Blame Miers’s upbringing for this responsible approach to food. Both parents loved cooking but could afford to buy only cheap cuts of meat. “We lived in a rundown house in Acton, West London. I got interested in food by thinking up ways to spice up the same old stuff. My parents didn’t believe in eating out. As kids, if we pestered them for a McDonald’s, Dad would head to a fishmonger to get some prawns; Mum would make some mayonnaise and buy a fresh baguette and a bottle of wine, and they’d whip up a meal, saying this is fast food. Then we’d be made to work out how much it cost so we realised what good value it was.”
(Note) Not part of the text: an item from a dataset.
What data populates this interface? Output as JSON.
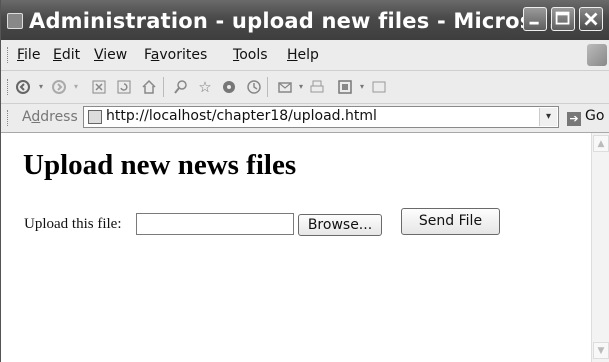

If it wasn’t an affluent childhood, it was genteel, with bohemian touches. Her grandmother was a model who married Pat Fairfield, the Formula One driver. Her mother did a stint as a model, too, as did Miers, at the age of 14. But her passion for food won out. As it did over a natural gift for numbers, which yielded a bursary to St Paul’s Girls School, in London, followed by masterclasses at the Royal Society of Mathematics and expectations from her father that she would be an accountant. Being a maths whizz, surprisingly, has had little impact on her kitchen skills: “I’m not a precise cook but I like being able to do quick sums when I’m shopping.”
She has, however, made some financially smart moves. Her investment banker boyfriend Mark supports her at the moment — no bad thing considering ambitious plans to open a Mexican restaurant next year. “I’m in the middle of an ethical nightmare regarding what to put on the menu,” she says. “There are fish dishes I’d love to include, such as tuna sashimi, but my policy on sustainable fish rules it out.”
When I leave Miers she is wedged between punnets of blood-red berries having her photograph taken. Again she looks uncomfortable and keen to escape. Perhaps she’s remembering her hectic day head, or working out how many food miles there are between here and Mexico.